La plupart des sociétés ressentent le besoin d’un certain degré de solidarité pour faciliter la vie quotidienne. Dans une société libérale, cependant, cette solidarité peut être particulièrement difficile à maintenir. Comment unifier une civilisation dans laquelle il existe des millions de centres d’autonomie, connus sous le nom de citoyens individuels ? La réponse est que vous y parvenez en persuadant chacun d’eux d’intérioriser la loi, afin qu’ils exercent leur liberté dans le cadre du bien commun. (Que faire cependant si la loi en question est malveillante ?) Il est difficile de maintenir l’unité à ce niveau abstrait, surtout en période de crise politique. C’est alors qu’il devient nécessaire de recourir à quelque chose de plus viscéral et théâtral pour rassembler les gens, ce qui explique la montée des autocrates en attente comme Donald Trump. Si les citoyens peuvent trouver leur identité incarnée dans une figure de chair et de sang qui les représente tous, l’unité abstraite de la société libérale cède la place à la solidarité viscérale de l’autoritarisme.

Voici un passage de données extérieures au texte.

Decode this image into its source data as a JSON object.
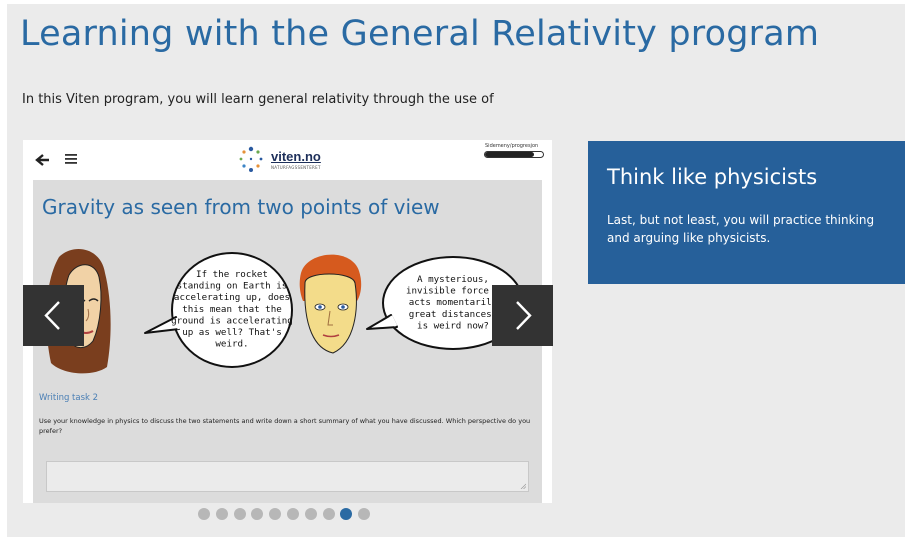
{
  "page": {
    "title": "Learning with the General Relativity program",
    "intro": "In this Viten program, you will learn general relativity through the use of"
  },
  "slide": {
    "logo_text": "viten.no",
    "logo_subtext": "NATURFAGSSENTERET",
    "progress_label": "Sidemeny/progresjon",
    "progress_fraction": 0.85,
    "heading": "Gravity as seen from two points of view",
    "bubble_left": [
      "If the rocket",
      "standing on Earth is",
      "accelerating up, does",
      "this mean that the",
      "ground is accelerating",
      "up as well? That's",
      "weird."
    ],
    "bubble_right": [
      "A mysterious,",
      "invisible force t",
      "acts momentarily",
      "great distances?",
      "is weird now?"
    ],
    "task_title": "Writing task 2",
    "task_text": "Use your knowledge in physics to discuss the two statements and write down a short summary of what you have discussed. Which perspective do you prefer?"
  },
  "carousel": {
    "dot_count": 10,
    "active_index": 8
  },
  "info_card": {
    "title": "Think like physicists",
    "body": "Last, but not least, you will practice thinking and arguing like physicists."
  },
  "colors": {
    "accent": "#2a6aa3",
    "card": "#26609a",
    "nav": "#333333",
    "dot": "#b7b7b7"
  },
  "icons": [
    "back-arrow-icon",
    "hamburger-menu-icon",
    "chevron-left-icon",
    "chevron-right-icon",
    "resize-grip-icon",
    "viten-logo"
  ]
}
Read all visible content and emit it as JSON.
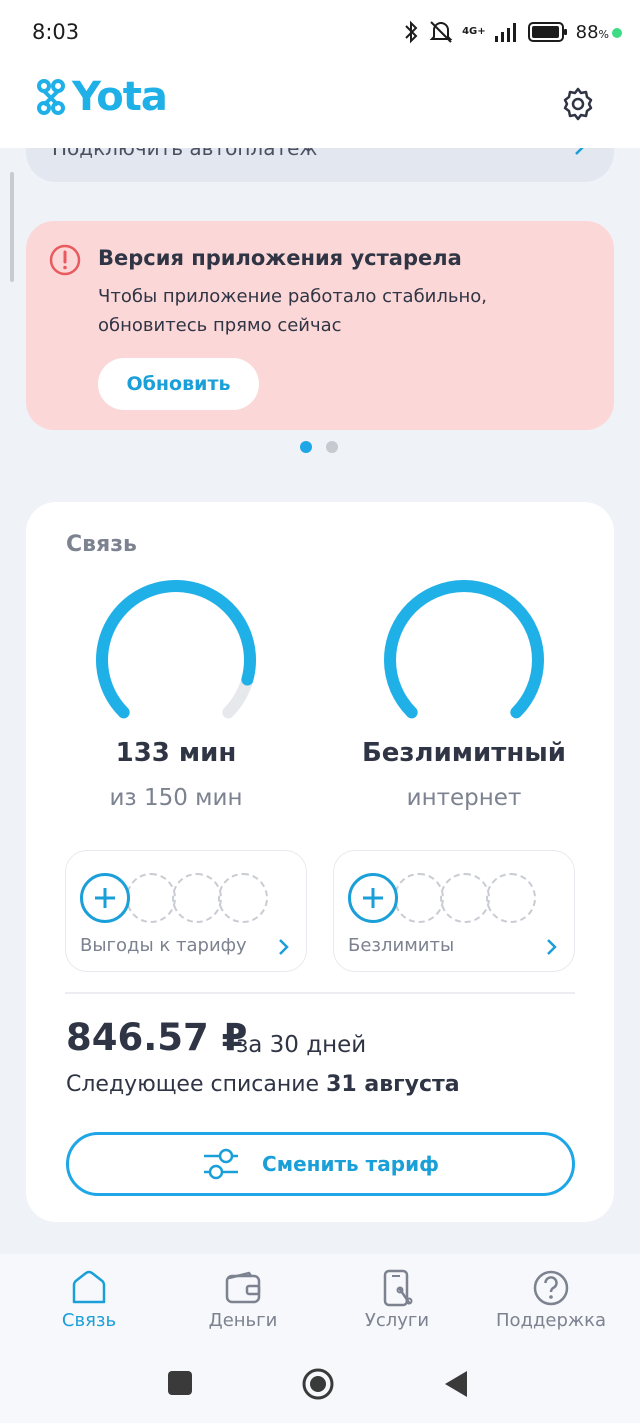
{
  "status_bar": {
    "time": "8:03",
    "network": "4G+",
    "battery_percent": "88",
    "battery_unit": "%"
  },
  "header": {
    "logo_text": "Yota",
    "settings_icon": "gear-icon"
  },
  "autopay": {
    "label": "Подключить автоплатеж"
  },
  "alert": {
    "title": "Версия приложения устарела",
    "text": "Чтобы приложение работало стабильно, обновитесь прямо сейчас",
    "button": "Обновить"
  },
  "pager": {
    "pages": 2,
    "active": 1
  },
  "connection": {
    "title": "Связь",
    "minutes": {
      "value": "133 мин",
      "sub": "из 150 мин",
      "used_fraction": 0.89
    },
    "internet": {
      "value": "Безлимитный",
      "sub": "интернет",
      "used_fraction": 1.0
    },
    "addons": [
      {
        "label": "Выгоды к тарифу"
      },
      {
        "label": "Безлимиты"
      }
    ],
    "price": "846.57 ₽",
    "period": "за 30 дней",
    "next_charge_label": "Следующее списание",
    "next_charge_date": "31 августа",
    "change_button": "Сменить тариф"
  },
  "bottom_nav": {
    "items": [
      {
        "label": "Связь",
        "icon": "home-icon",
        "active": true
      },
      {
        "label": "Деньги",
        "icon": "wallet-icon",
        "active": false
      },
      {
        "label": "Услуги",
        "icon": "services-icon",
        "active": false
      },
      {
        "label": "Поддержка",
        "icon": "help-icon",
        "active": false
      }
    ]
  },
  "colors": {
    "brand": "#1fb0e8",
    "accent": "#1a9fd8",
    "alert_bg": "#fcd7d8",
    "alert_icon": "#e85a5e"
  }
}
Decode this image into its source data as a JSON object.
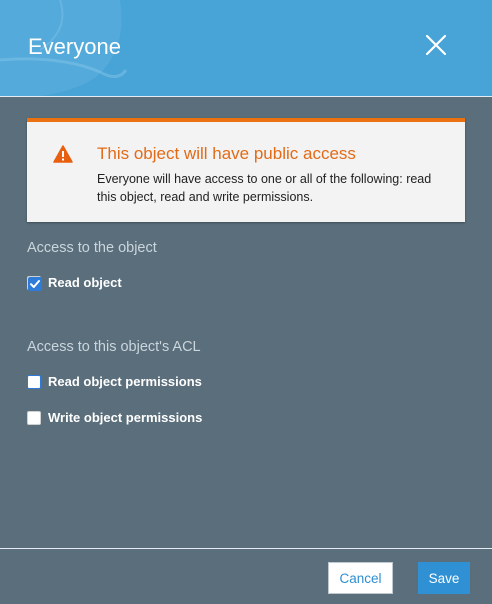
{
  "header": {
    "title": "Everyone"
  },
  "alert": {
    "title": "This object will have public access",
    "body": "Everyone will have access to one or all of the following: read this object, read and write permissions."
  },
  "sections": {
    "object_access": {
      "label": "Access to the object",
      "items": [
        {
          "label": "Read object",
          "checked": true
        }
      ]
    },
    "acl_access": {
      "label": "Access to this object's ACL",
      "items": [
        {
          "label": "Read object permissions",
          "checked": false
        },
        {
          "label": "Write object permissions",
          "checked": false
        }
      ]
    }
  },
  "footer": {
    "cancel_label": "Cancel",
    "save_label": "Save"
  },
  "colors": {
    "header": "#48a3d6",
    "panel": "#5a6e7b",
    "warning": "#ec7211",
    "primary": "#2f90d3"
  },
  "icons": {
    "close": "close-icon",
    "warning": "warning-icon",
    "check": "checkmark-icon"
  }
}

Lorsque cela se produit, il y a généralement une montée de la température idéologique. Dans la société capitaliste du XIXe siècle, les gens étaient divisés par des inégalités sociales et économiques spectaculaires, mais ils pouvaient se rassembler en tant que Britanniques autour d’un ensemble d’idées partagées : dominer les mers, la terre verte et agréable de l’Angleterre, l’Évangile du Travail, la mission impériale, la liberté protestante contre la tyrannie catholique, la nature divinement ordonnée de la classe sociale, et ainsi de suite. Le but de la plupart de cette rhétorique enivrante était de masquer les divisions sociales réelles. Ou, comme l’a dit Frederic Jameson, « l’idéologie est la résolution imaginaire de contradictions réelles ». Aujourd’hui, dans une phase ultérieure du même système social, les gens sont généralement trop astucieux et réalistes pour se laisser prendre par de telles balivernes, dont le déclin a coïncidé avec celui de la religion. L’oratoire devient embarrassant et dépassé. Personne ne croit que Dieu ait prévu que quelqu’un possède le Ritz et qu’un autre nettoie ses toilettes. L’intérêt personnel matériel a supplanté l’idéologie. Les grands récits ont cédé la place à un calcul pragmatique. Cependant, rien de tout cela n’est suffisamment enraciné pour faire face à un système capitaliste confronté à de graves problèmes, ce qui explique en partie le retour en force de la rhétorique idéologique. La solidarité entre citoyens doit être réinventée face à une économie en difficulté, et une manière de le faire consiste à créer un bouc émissaire ou un épouvantail que tous peuvent s’accorder à vilipender. Le nom de l’épouvantail a changé au fil du temps. Hier, c’était le Juif ; aujourd’hui, c’est l’immigrant.